I do want to come back to this in a lot more detail in a future article, but for now I'll point out that it is very important not to take the results of the people that do well on high fat and say that we all will do well on it.  Should we be able to do this and not have too much fat circulating around, then we can pull this off, but when we do, well dietary fat can surely add to this, it has to go somewhere, and can elevate lipid blood levels to be sure, although in some cases it doesn't, and that likely has to do with the way some people metabolize fat, especially in a ketogenic state.

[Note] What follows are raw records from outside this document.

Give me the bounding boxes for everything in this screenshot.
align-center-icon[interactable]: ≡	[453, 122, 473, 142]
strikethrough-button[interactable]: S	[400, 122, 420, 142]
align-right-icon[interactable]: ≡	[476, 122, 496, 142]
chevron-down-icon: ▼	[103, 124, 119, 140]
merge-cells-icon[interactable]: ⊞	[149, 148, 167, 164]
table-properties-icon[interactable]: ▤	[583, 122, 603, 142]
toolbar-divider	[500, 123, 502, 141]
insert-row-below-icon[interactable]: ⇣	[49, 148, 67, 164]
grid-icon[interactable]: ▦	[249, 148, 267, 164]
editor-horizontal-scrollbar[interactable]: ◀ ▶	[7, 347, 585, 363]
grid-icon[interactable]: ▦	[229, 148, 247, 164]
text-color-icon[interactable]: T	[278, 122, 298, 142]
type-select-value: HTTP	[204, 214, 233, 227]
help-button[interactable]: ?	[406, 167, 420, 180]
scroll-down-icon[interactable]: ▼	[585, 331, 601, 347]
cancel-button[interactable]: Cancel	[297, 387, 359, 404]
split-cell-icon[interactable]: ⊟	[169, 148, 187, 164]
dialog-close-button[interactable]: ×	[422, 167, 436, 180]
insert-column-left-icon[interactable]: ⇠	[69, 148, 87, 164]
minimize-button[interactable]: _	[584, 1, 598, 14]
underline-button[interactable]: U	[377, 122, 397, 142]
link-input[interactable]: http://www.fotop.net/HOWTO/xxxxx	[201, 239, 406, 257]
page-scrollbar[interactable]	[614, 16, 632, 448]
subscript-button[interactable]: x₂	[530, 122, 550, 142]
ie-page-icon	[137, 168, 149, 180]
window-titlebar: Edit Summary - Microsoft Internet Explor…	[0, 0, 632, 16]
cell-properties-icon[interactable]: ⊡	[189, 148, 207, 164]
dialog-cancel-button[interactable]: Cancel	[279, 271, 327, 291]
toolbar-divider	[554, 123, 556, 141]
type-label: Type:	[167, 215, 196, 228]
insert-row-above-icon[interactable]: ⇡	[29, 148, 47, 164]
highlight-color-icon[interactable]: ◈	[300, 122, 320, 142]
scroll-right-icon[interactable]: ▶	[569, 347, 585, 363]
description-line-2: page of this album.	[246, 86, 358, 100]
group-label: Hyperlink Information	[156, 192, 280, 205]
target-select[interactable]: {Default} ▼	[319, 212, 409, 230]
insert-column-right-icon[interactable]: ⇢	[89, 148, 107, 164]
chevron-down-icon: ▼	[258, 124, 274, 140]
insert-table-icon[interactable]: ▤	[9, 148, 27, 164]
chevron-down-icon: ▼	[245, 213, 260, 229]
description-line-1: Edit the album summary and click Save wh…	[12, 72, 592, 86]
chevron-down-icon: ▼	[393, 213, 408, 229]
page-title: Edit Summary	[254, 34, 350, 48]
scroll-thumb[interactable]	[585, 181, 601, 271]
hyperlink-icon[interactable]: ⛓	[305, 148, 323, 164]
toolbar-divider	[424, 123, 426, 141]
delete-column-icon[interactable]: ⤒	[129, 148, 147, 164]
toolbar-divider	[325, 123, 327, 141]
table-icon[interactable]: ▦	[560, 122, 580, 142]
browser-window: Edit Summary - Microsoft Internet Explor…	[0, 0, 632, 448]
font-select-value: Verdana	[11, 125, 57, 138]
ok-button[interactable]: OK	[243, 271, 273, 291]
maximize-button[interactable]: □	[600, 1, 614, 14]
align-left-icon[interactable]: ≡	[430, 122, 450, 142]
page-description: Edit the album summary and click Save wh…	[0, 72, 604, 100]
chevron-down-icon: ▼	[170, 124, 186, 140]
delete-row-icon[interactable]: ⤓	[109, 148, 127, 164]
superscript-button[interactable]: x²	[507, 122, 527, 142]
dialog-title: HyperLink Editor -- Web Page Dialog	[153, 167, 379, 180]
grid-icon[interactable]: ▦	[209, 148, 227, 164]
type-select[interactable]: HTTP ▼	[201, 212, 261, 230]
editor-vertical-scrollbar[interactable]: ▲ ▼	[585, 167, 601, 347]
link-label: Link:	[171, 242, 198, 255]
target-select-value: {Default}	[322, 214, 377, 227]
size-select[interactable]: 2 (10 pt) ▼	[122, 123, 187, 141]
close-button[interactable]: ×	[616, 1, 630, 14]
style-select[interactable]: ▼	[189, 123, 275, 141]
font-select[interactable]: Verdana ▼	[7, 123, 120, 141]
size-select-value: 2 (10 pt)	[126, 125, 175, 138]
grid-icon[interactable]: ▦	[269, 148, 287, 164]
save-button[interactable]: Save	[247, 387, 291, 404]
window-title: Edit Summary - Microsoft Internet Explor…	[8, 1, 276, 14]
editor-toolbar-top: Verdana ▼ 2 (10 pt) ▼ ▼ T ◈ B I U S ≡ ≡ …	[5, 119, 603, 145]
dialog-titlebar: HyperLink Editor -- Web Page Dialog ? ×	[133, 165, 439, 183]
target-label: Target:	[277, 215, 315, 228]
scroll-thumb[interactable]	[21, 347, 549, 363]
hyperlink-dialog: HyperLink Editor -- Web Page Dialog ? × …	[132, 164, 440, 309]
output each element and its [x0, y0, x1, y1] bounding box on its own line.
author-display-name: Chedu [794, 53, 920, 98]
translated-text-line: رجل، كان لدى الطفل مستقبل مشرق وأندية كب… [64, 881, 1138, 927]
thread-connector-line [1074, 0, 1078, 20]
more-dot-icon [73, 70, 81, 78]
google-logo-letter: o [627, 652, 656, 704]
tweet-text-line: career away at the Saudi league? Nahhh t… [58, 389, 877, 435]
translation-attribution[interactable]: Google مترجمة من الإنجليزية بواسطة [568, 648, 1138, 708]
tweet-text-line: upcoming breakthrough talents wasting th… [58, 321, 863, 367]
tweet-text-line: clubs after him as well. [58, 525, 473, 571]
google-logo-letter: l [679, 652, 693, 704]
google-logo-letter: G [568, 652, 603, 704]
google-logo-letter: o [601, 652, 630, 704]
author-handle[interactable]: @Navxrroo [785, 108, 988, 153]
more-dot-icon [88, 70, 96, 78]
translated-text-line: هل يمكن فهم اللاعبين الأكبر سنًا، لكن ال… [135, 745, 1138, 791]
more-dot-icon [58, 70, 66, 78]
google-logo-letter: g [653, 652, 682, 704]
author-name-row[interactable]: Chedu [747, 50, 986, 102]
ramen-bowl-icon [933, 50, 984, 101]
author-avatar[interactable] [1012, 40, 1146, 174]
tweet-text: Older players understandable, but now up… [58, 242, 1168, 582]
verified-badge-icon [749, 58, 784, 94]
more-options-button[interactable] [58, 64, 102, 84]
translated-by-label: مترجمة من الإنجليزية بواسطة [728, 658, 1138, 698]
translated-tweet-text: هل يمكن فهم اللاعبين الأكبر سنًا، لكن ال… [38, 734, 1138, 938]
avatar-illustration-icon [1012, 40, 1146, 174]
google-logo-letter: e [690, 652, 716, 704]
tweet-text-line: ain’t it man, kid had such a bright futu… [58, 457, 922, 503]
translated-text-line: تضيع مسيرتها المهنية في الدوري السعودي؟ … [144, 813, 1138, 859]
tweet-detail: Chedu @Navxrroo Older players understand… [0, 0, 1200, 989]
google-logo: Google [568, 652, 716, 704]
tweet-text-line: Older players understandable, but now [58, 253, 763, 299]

It may be that the ketogenic state succeeds in some people so well because it reduces serum lipids, and that actually makes sense since if you're burning this for fuel then there will be a whole lot left kicking around then if you burn glucose, but if glucose is your primary source of fuel, either by choice or not, you do need to pay attention to levels of fat intake, and if you don't, well this can really mess up your metabolism and glucagon levels in particular.

So back to the video, and Dr. Unger is now summarizing his conclusions, and presents a slide with what he feels is behind diabetes, with excess glucagon resulting in excess insulin, which results in excess fat, which breaks down into ceramide which poisons both the beta and alpha cells, which leads to more glucagon being secreted though more alpha cell insulin resistance, which causes even more insulin to be secreted, even higher ceramide levels, and the diabetic vicious circle remains in motion.

He feels that caloric intake is central to starting the whole process off, which he states causes the hyperinsulemia that gets this whole thing off of the ground, however I don't think calories are behind this, as we know that there are people who consume a lot of calories but eat very low fat and their insulin levels remain not only normal but below normal.

This is one of the challenges that some type 2 diabetics face on very low carb, and some even use exogenous insulin in modest amounts with no long term deleterious effects, at least as far as blood sugar control or developing insulin resistance that requires increasing the dosage over time.

To be fair though, if one consumes the standard diet and one consumes too much of it, that will do it for sure as this will create an excess of fat production from lipogenesis, carbohydrates are what does this though, so we can comfortably say it's not the calories it's too many carbohydrates, well in excess of what the body needs.

Fat and protein also play a role but to go into that too much here would be beyond the scope of this article, but I don't want you thinking that it's just carbs that can affect us, too much fat can as well, and even too much protein, although through different mechanisms.  Fat of course is what we're looking to keep under control in the blood, and too much protein can result in an excess of both insulin and glucagon secretion, both of which are things we're looking to control with type 2 diabetes.

Personally, I find I can consume a reasonable amount of all 3 macros, but if I go over that with any of them I can run into trouble.  I think that this is to some degree dependent upon the person as well, as one's needs for each does seem to vary, and we certainly want to tailor this to our own metabolism and our own diabetes and throw away the over generalized guidelines in all cases.

Dr. Unger concludes this amazing and informative video by discussing his progression from going from focusing on lack of insulin exclusively as the issue with diabetes back in the early 1960's, to his bihormal view in the 1970s where he saw both an insulin lack and a glucagon excess as being behind things, to the present day where he believes that glucagon excess is behind it all and the sole factor responsible for diabetes, of all types.

A truly brilliant lecture from a truly brilliant man.